Pictured below, in their fancy hats, are the wife and daughter of Jay C. Butler, a prominent Sandusky businessman. In the 1880’s Jay C. Butler and his brother George had a business at the southwest corner of Water and Decatur Streets. They manufactured doors, sashes, blinds, and other building materials and office furniture. Jay C. Butler had served as a Lieutenant in Co. B of the 101st Ohio Volunteer Infantry in the Civil War. He died in 1885, when he was only forty years of age.
Jay C. Butler’s wife was Elizabeth Hubbard, the daughter of Mr. and Mrs. Watson Hubbard. (She is on the right in the photograph above.) Elizabeth Hubbard Butler was born in Michigan on April 23, 1852. She resided at 429 Wayne Street, and lived to be 91 years old, passing away in 1943. Mr. and Mrs. Butler’s daughter, also named Elizabeth, (on the left in the photo) was born in 1884. Elizabeth Butler married Frederick Harten. In 1932, Fred Harten was the president of the Harten-Brooks Motor Company, at 424 Huron Avenue in Sandusky. In the 1930 Census, Mr. and Mrs. Fred Harten had two adopted children. Also living in the household were a nurse, a cook, a butler, and a chauffeur.

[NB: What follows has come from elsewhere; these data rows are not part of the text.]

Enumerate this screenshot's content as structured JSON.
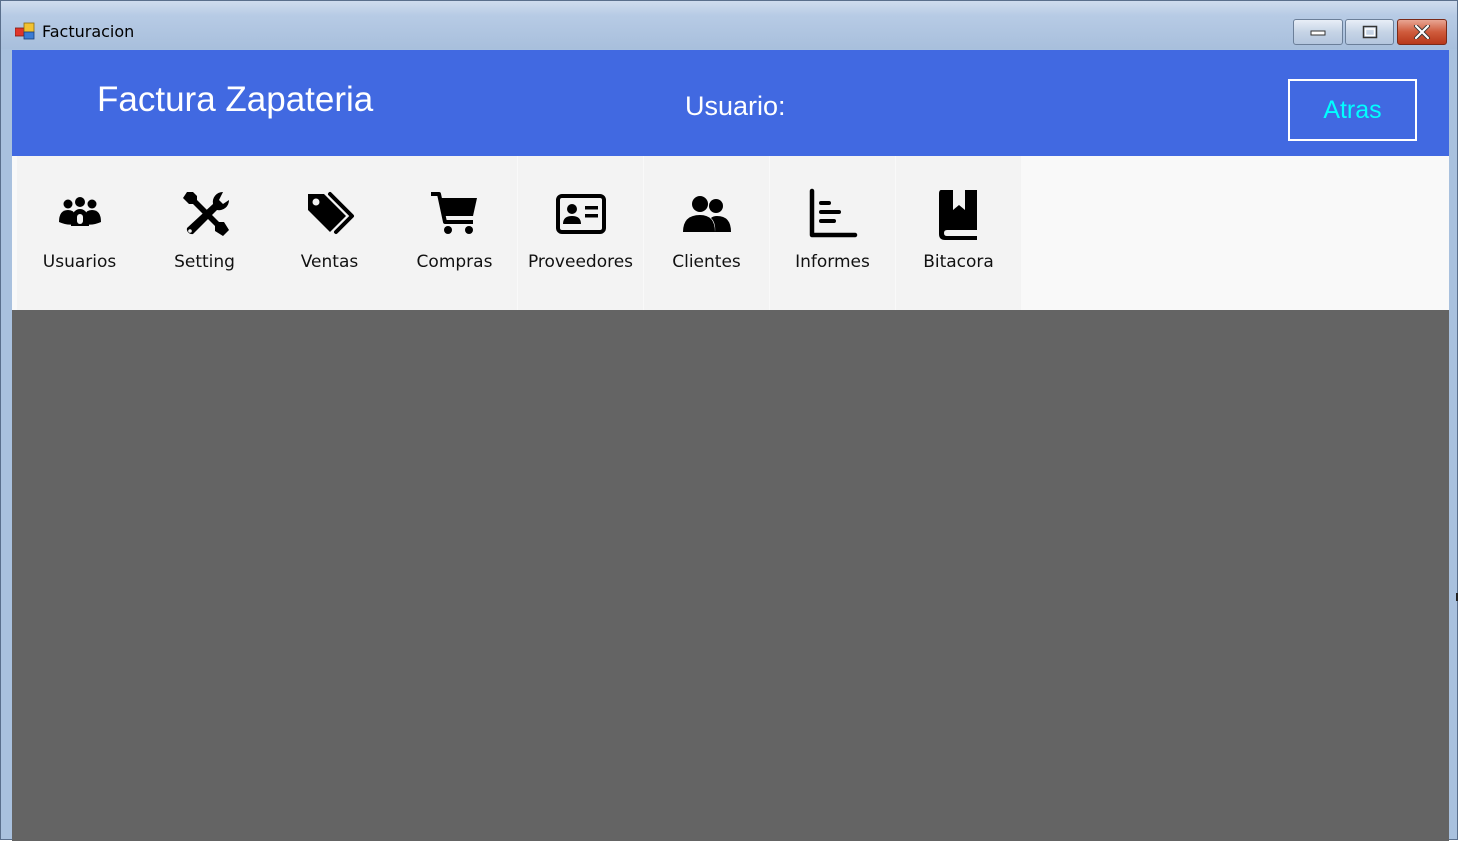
{
  "window": {
    "title": "Facturacion",
    "icon": "app-windows-icon",
    "controls": {
      "minimize_icon": "minimize-icon",
      "maximize_icon": "maximize-icon",
      "close_icon": "close-icon"
    }
  },
  "header": {
    "title": "Factura Zapateria",
    "user_label": "Usuario:",
    "back_label": "Atras",
    "background_color": "#4169e1",
    "back_text_color": "#00ffff"
  },
  "toolbar": {
    "items": [
      {
        "label": "Usuarios",
        "icon": "users-group-icon"
      },
      {
        "label": "Setting",
        "icon": "tools-icon"
      },
      {
        "label": "Ventas",
        "icon": "tags-icon"
      },
      {
        "label": "Compras",
        "icon": "shopping-cart-icon"
      },
      {
        "label": "Proveedores",
        "icon": "id-card-icon"
      },
      {
        "label": "Clientes",
        "icon": "user-friends-icon"
      },
      {
        "label": "Informes",
        "icon": "chart-bars-icon"
      },
      {
        "label": "Bitacora",
        "icon": "book-icon"
      }
    ]
  },
  "content": {
    "background_color": "#646464"
  }
}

It appears that Elizabeth and Fred Harten may have divorced, as they are not buried in the same location. At Oakland Cemetery, Mr. and Mrs. Jay Butler are buried in Block 61, along with their daughter Elizabeth Butler Harten.

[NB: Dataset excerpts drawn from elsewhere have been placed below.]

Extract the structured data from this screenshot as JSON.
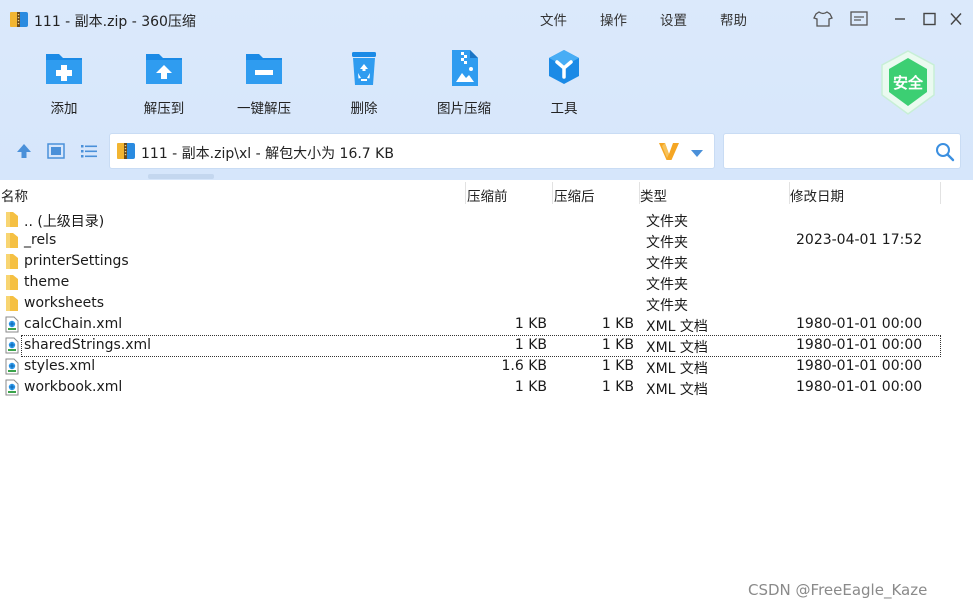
{
  "window": {
    "title": "111 - 副本.zip - 360压缩"
  },
  "menu": {
    "file": "文件",
    "operate": "操作",
    "settings": "设置",
    "help": "帮助"
  },
  "toolbar": {
    "add": "添加",
    "extract_to": "解压到",
    "one_click_extract": "一键解压",
    "delete": "删除",
    "image_compress": "图片压缩",
    "tools": "工具"
  },
  "safe_badge": "安全",
  "address": {
    "path_text": "111 - 副本.zip\\xl - 解包大小为 16.7 KB"
  },
  "search": {
    "value": "",
    "placeholder": ""
  },
  "columns": {
    "name": "名称",
    "packed": "压缩前",
    "size": "压缩后",
    "type": "类型",
    "modified": "修改日期"
  },
  "files": [
    {
      "name": ".. (上级目录)",
      "packed": "",
      "size": "",
      "type": "文件夹",
      "modified": "",
      "icon": "folder-icon"
    },
    {
      "name": "_rels",
      "packed": "",
      "size": "",
      "type": "文件夹",
      "modified": "2023-04-01 17:52",
      "icon": "folder-icon"
    },
    {
      "name": "printerSettings",
      "packed": "",
      "size": "",
      "type": "文件夹",
      "modified": "",
      "icon": "folder-icon"
    },
    {
      "name": "theme",
      "packed": "",
      "size": "",
      "type": "文件夹",
      "modified": "",
      "icon": "folder-icon"
    },
    {
      "name": "worksheets",
      "packed": "",
      "size": "",
      "type": "文件夹",
      "modified": "",
      "icon": "folder-icon"
    },
    {
      "name": "calcChain.xml",
      "packed": "1 KB",
      "size": "1 KB",
      "type": "XML 文档",
      "modified": "1980-01-01 00:00",
      "icon": "xml-file-icon"
    },
    {
      "name": "sharedStrings.xml",
      "packed": "1 KB",
      "size": "1 KB",
      "type": "XML 文档",
      "modified": "1980-01-01 00:00",
      "icon": "xml-file-icon"
    },
    {
      "name": "styles.xml",
      "packed": "1.6 KB",
      "size": "1 KB",
      "type": "XML 文档",
      "modified": "1980-01-01 00:00",
      "icon": "xml-file-icon"
    },
    {
      "name": "workbook.xml",
      "packed": "1 KB",
      "size": "1 KB",
      "type": "XML 文档",
      "modified": "1980-01-01 00:00",
      "icon": "xml-file-icon"
    }
  ],
  "focused_row": "sharedStrings.xml",
  "watermark": "CSDN @FreeEagle_Kaze",
  "colors": {
    "accent": "#1f8fe8",
    "header_bg": "#d7e7fb",
    "folder": "#f5c043",
    "safe_green": "#3ccf73"
  }
}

In 1930, Watson Hubbard Butler, the son of Jay C. Butler published a book of his father’s letters written during the Civil War. You can find the book Letters Home, by Jay Caldwell Butler, at the library of the R. B. Hayes Presidential Center. An obituary for Jay Caldwell Butler was carried in the 1888 issue of the Firelands Pioneer.


Laura said...

Your blog is wonderful as well!! Being a genealogist, I LOVE the old photos and history you have posted. I hope you don't mind but I am going to add you to my favorite blog list.
Have a wonderful day!

Debbie said...

Thank you for the link to this wonderful, historical blog. Well done!

arootdigger2 said...

I was particularly looking at your ladies in their fashionable attire. I noticed you didn't date the photo. A wise choice. I was researching a needed around 1870 - 1880- and on. What a difference a year can make. Also difference in womens dress between pioneers between the american east including the small towns.
You sure have a lot of info genealogists might be looking for in their research.